Merzbacher was also active on an honorary basis in the Collections Commission of the Kunsthaus Zürich and on the board of the Association of Zurich Friends of Art. In 1986, the couple donated the "Dr. Julius and Hilde Merzbacher Gallery for Israeli Art" to the Israel Museum in Jerusalem.[8] Since the opening of the Kunsthaus Zürich extension, 65 paintings from the collection have been shown there for twenty years.The Werner and Gabrielle Merzbacher Collection contains far more than 100 works, including works by Max Beckmann, Umberto Boccioni, Georges Braque, Alexander Calder, Paul Cezanne, Sonja Delaunay-Terk, André Derain, Alexandra Exter, Sam Francis, Vincent van Gogh, Natalia Gontscharowa, Alexej von Jawlensky, Wassily Kandinsky, Ernst Ludwig Kirchner, Paul Klee, František Kupka, Fernand Léger, Kasimir Malewitsch, Henri Matisse, Gabriele Münter, Ernst Wilhelm Nay, Pablo Picasso, Emil Nolde, Ljubow Popova, Olga Rozanova, Maurice de Vlaminck.[9]

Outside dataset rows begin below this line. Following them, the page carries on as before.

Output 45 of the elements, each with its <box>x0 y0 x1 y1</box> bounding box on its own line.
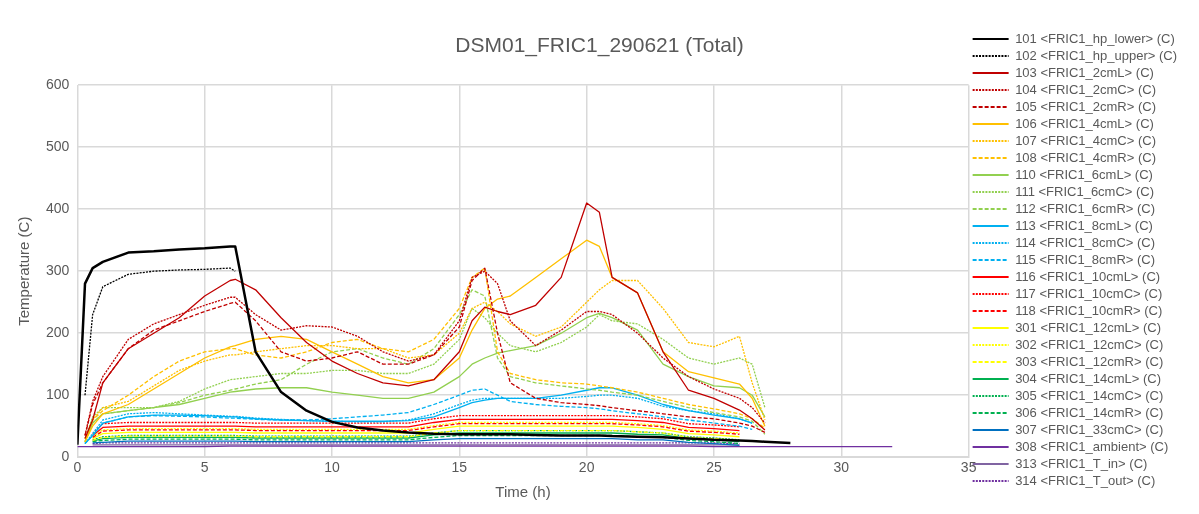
legend-label: 107 <FRIC1_4cmC> (C) <box>1015 132 1157 148</box>
legend-label: 113 <FRIC1_8cmL> (C) <box>1015 217 1153 233</box>
legend-label: 111 <FRIC1_6cmC> (C) <box>1015 183 1155 199</box>
legend-label: 308 <FRIC1_ambient> (C) <box>1015 438 1169 454</box>
legend-label: 106 <FRIC1_4cmL> (C) <box>1015 115 1154 131</box>
legend-label: 302 <FRIC1_12cmC> (C) <box>1015 336 1164 352</box>
legend-label: 110 <FRIC1_6cmL> (C) <box>1015 166 1153 182</box>
legend-label: 314 <FRIC1_T_out> (C) <box>1015 472 1156 488</box>
y-tick-label: 100 <box>46 386 70 403</box>
y-tick-label: 400 <box>46 200 70 217</box>
y-tick-label: 0 <box>61 448 70 465</box>
legend-label: 307 <FRIC1_33cmC> (C) <box>1015 421 1164 437</box>
x-tick-label: 20 <box>578 459 595 476</box>
legend-label: 303 <FRIC1_12cmR> (C) <box>1015 353 1164 369</box>
y-tick-label: 300 <box>46 262 70 279</box>
legend-label: 103 <FRIC1_2cmL> (C) <box>1015 64 1154 80</box>
x-tick-label: 35 <box>960 459 977 476</box>
x-tick-label: 0 <box>73 459 82 476</box>
x-tick-label: 5 <box>200 459 209 476</box>
legend-label: 104 <FRIC1_2cmC> (C) <box>1015 81 1157 97</box>
y-axis-title: Temperature (C) <box>15 216 33 326</box>
x-tick-label: 15 <box>451 459 468 476</box>
legend-label: 116 <FRIC1_10cmL> (C) <box>1015 268 1161 284</box>
legend-label: 105 <FRIC1_2cmR> (C) <box>1015 98 1157 114</box>
x-tick-label: 25 <box>706 459 722 476</box>
legend-label: 118 <FRIC1_10cmR> (C) <box>1015 302 1163 318</box>
legend-label: 305 <FRIC1_14cmC> (C) <box>1015 387 1164 403</box>
legend-label: 115 <FRIC1_8cmR> (C) <box>1015 251 1156 267</box>
x-axis-title: Time (h) <box>495 483 551 501</box>
legend-label: 304 <FRIC1_14cmL> (C) <box>1015 370 1162 386</box>
x-tick-label: 30 <box>833 459 850 476</box>
legend-label: 112 <FRIC1_6cmR> (C) <box>1015 200 1156 216</box>
chart-title: DSM01_FRIC1_290621 (Total) <box>455 33 744 58</box>
legend-label: 117 <FRIC1_10cmC> (C) <box>1015 285 1163 301</box>
legend-label: 306 <FRIC1_14cmR> (C) <box>1015 404 1164 420</box>
y-tick-label: 500 <box>46 138 70 155</box>
y-tick-label: 600 <box>46 76 70 93</box>
legend-label: 114 <FRIC1_8cmC> (C) <box>1015 234 1156 250</box>
x-tick-label: 10 <box>324 459 340 476</box>
legend-label: 108 <FRIC1_4cmR> (C) <box>1015 149 1157 165</box>
legend-label: 101 <FRIC1_hp_lower> (C) <box>1015 30 1175 46</box>
y-tick-label: 200 <box>46 324 70 341</box>
legend-label: 102 <FRIC1_hp_upper> (C) <box>1015 47 1177 63</box>
legend-label: 301 <FRIC1_12cmL> (C) <box>1015 319 1162 335</box>
legend-label: 313 <FRIC1_T_in> (C) <box>1015 455 1148 471</box>
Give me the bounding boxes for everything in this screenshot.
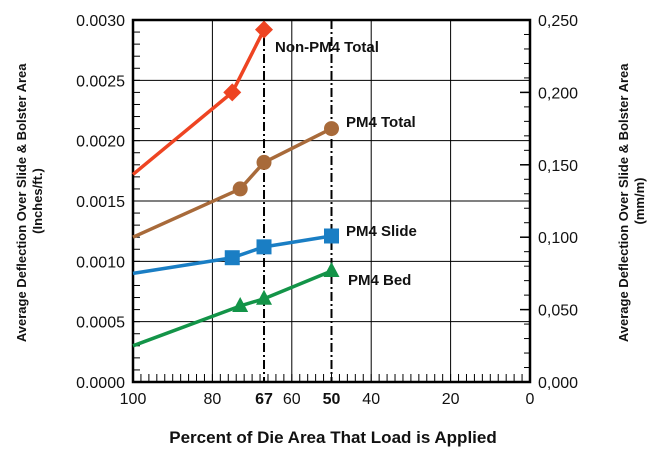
- series-line-pm4-slide: [132, 234, 332, 276]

Gabrielle and Werner Merzbacher first publicly showed images from their collection in 1999, on the occasion of the fiftieth anniversary of the State of Israel at the Jerusalem Israel Museum, under the title "The joy of color".[10] The collection was presented in four Japanese cities in 2001, at the Royal Academy of Arts in London in 2002 under the title Masters of Colour, at the Kunsthaus Zürich in 2006 under the title Fest der Farbe, and in 2012 under the title "le mythe de la couleur" by the Fondation Pierre Gianadda in Martigny.[11] In 2013, the Merzbachers went to Israel again with a selection of their Fauvists.[12]
Since 1951, Merzbacher was married to Gabrielle Mayer, granddaughter of Bernhard Meyer. They have one daughter.[13]